Not sure I see how this is done. The Euler relations are

$$\cos[x]=\frac{1}{2}\left(\exp[ix]+\exp[-ix]\right)$$

Because the atoms are only moving radially, I can ignore the dr part. This leads to

$$p(r) = \frac{A}{4 \pi r^{2}} e^{j(\omega t - k r)}$$

...I'm still stuck with an $$r^{2}$$ in the denominator instead of just $$r$$. I think I did something wrong somewhere. I'm not sure where. Any help is appreciated.

Can you clarify why you ignore $dr$?

 

[dimensionless]

I know that the Euler relation is

$$\cos[x]=\frac{1}{2}\left(\exp[ix]+\exp[-ix]\right)$$

but quite I'm sure I've seen the expression

$$\exp[ix] = \cos[x] + i \sin[x]$$

used in many places but ignoring the imaginary part so that it just becomes

$$\exp[ix] = \cos[x]$$

Actually, it really bothers me, but I've seen it in so many places.

I'm ignoring dr, in part because I'm seeking a particular result. As for rational, the particles are moving only as part of a sound wave, so they move parallel to dr. The pressure is force per unit area, and the area is perpendicular to dr...in other words, I need the pressure on a spherical surface rather than in a volume ( p(r) is net air pressure above the equilibrium).

 

[jdwood983]

I know that the Euler relation is

$$\cos[x]=\frac{1}{2}\left(\exp[ix]+\exp[-ix]\right)$$

but quite I'm sure I've seen the expression

$$\exp[ix] = \cos[x] + i \sin[x]$$

used in many places but ignoring the imaginary part so that it just becomes

$$\exp[ix] = \cos[x]$$

Actually, it really bothers me, but I've seen it in so many places.

This is true, and I didn't quite think of this part, mostly because the relation actually is

$$\Re\left[\exp[ix]\right]=\cos[x]$$

That is, the real component of the exponential is the cosine term, while the imaginary, $\Im$, is sine.

I'm ignoring dr, in part because I'm seeking a particular result. As for rational, the particles are moving only as part of a sound wave, so they move parallel to dr. The pressure is force per unit area, and the area is perpendicular to dr...in other words, I need the pressure on a spherical surface rather than in a volume ( p(r) is net air pressure above the equilibrium).
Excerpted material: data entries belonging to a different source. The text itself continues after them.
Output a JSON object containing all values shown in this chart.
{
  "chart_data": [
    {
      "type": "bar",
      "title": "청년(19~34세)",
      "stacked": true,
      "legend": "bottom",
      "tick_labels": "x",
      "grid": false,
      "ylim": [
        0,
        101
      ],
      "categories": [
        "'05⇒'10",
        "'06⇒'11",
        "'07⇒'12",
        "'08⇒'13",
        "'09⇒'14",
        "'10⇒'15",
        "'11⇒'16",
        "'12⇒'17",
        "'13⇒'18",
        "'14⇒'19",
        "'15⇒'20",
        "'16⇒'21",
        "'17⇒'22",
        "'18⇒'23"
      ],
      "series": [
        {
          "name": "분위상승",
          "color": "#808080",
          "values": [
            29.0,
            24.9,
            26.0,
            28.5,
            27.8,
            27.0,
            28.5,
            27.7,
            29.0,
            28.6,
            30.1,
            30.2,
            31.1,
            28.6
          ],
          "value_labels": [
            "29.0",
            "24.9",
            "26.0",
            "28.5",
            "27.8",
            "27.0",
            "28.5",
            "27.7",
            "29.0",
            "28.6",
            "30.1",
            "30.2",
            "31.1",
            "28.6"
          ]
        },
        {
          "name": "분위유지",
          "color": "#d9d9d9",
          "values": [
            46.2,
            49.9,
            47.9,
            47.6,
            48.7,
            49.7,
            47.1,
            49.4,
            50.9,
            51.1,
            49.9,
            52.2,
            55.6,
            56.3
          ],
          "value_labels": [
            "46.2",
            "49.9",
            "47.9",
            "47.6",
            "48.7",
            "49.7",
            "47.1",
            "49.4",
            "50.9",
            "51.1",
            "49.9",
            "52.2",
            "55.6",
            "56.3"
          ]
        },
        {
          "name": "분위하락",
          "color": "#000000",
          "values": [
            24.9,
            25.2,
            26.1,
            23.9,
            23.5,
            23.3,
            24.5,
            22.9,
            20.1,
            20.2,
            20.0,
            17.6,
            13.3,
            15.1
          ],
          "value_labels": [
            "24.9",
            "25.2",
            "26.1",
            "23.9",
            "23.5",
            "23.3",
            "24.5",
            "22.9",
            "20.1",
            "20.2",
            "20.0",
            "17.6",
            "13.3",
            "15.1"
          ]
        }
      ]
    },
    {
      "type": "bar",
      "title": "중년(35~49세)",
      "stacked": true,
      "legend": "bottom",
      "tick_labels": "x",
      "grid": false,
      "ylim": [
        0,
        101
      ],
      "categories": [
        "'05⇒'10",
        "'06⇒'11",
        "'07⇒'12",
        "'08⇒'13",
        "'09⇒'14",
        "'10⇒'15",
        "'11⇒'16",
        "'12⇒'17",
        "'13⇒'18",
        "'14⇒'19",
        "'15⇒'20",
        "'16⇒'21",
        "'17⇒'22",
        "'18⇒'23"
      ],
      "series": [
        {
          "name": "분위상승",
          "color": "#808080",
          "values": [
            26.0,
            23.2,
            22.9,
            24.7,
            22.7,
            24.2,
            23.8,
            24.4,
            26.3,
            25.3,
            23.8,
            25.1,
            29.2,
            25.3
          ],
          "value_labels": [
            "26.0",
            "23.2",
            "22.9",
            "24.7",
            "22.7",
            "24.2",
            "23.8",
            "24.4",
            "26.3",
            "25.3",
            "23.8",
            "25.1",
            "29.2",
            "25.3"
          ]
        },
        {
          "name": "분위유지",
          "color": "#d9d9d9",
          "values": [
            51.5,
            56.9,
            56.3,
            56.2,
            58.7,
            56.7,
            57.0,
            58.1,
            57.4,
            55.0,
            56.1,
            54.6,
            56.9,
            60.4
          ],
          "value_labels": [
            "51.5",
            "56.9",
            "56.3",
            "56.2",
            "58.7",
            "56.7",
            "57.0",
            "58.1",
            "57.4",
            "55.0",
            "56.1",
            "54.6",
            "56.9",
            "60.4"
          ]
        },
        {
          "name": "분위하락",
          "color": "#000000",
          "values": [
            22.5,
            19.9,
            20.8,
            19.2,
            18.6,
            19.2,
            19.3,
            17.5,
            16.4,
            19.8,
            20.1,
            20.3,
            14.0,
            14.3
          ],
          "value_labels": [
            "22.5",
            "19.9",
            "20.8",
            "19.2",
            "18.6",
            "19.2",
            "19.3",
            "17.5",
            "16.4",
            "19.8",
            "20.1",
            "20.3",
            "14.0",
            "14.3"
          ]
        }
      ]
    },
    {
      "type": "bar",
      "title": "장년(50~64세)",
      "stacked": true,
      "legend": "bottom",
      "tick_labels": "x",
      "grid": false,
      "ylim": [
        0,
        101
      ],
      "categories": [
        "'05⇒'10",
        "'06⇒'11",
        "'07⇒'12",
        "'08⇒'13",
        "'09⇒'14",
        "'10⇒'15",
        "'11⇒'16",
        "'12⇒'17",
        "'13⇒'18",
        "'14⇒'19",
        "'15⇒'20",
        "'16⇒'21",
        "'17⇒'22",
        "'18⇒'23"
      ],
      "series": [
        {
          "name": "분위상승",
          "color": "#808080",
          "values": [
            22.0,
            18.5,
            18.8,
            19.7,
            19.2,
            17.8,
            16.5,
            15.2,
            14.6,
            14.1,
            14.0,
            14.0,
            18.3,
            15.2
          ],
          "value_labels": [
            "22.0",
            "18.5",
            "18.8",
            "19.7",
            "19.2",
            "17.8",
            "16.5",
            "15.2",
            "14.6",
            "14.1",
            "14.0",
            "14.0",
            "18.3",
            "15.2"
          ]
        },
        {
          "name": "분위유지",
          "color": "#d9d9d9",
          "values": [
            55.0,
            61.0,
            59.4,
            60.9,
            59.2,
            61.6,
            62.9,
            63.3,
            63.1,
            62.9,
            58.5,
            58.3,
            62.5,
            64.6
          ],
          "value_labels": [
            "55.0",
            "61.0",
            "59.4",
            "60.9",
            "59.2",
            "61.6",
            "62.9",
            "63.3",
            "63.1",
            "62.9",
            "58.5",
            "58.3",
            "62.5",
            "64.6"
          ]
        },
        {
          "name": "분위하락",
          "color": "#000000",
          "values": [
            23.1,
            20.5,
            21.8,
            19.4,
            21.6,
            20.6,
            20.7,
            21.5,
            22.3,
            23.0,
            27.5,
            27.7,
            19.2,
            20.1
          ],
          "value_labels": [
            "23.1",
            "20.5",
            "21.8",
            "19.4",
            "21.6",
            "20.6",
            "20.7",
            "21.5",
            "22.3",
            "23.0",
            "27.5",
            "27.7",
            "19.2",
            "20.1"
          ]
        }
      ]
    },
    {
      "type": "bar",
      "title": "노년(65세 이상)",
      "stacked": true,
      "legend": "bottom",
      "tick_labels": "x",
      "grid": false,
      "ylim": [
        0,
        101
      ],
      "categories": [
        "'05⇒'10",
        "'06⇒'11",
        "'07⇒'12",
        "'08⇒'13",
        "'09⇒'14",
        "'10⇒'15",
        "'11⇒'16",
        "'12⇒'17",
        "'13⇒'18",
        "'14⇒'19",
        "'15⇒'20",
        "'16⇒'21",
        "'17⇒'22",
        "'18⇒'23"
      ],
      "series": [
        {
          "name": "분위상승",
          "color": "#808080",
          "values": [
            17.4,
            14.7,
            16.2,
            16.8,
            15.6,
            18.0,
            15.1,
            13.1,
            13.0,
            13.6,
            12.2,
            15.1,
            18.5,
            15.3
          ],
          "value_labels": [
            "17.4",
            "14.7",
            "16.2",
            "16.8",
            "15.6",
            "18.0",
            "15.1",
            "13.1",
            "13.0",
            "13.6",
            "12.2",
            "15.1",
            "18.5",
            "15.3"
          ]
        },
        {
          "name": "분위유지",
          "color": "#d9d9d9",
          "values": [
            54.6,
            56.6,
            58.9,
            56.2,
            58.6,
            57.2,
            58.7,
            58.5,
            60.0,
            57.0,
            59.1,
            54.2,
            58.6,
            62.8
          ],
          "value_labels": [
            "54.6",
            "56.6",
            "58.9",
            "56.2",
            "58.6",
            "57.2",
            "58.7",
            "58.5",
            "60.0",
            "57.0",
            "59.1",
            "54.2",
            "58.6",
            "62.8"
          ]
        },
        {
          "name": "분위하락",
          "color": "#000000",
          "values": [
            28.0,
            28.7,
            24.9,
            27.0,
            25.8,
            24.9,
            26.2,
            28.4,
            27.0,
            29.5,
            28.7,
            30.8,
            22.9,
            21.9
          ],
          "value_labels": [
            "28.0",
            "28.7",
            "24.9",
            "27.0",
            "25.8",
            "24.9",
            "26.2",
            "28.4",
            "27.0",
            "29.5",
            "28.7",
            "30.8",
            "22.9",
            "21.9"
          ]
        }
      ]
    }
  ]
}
The pressure does apply itself parallel to the radial component, not perpendicular--draw yourself a picture of a spherical wave, you'll see ;)

I think, rather than using volume, you should consider the density:

$$P=\frac{nkT}{V}=\frac{nkT}{m}\rho$$

Then consider how the density $\rho$ would change with a wave. It is possible that you will actually want to integrate, rather than just ignore the infinitesimal radial projection.

 

[dimensionless]

I think it might be simpler if I defined density $$n/V$$, so that

$$P=\frac{n}{V} kT= \rho kT$$

which leads to

$$\rho = \frac{n}{4 \pi r^{2} dr}$$

Since the number of mols varies with time, I get

$$\rho \cos(\omega t)= \frac{n \cos(\omega t)}{4 \pi r^{2} dr}$$

Conversely, I could hold the volume constant and let the number of mols (or the mass) per unit volume vary so that I get

$$\rho = \frac{n}{r^{2} V}$$

At the moment though, I'm still stuck.

 

[dimensionless]

I also have

$$\frac{1}{2}m v_{average}^{2} = \frac{3}{2}kT = \frac{3}{2}\frac{R}{n}T$$

this leads to

$$v = \sqrt{3 \frac{RT}{nm} }$$

and

$$T = \frac{n v^{2}}{3mR}$$

where m is the mass of a particle and v is the velocity. I also have

$$F = \frac{dp}{dt}$$

Where p=mv is the momentum. I still can't derive this equation though.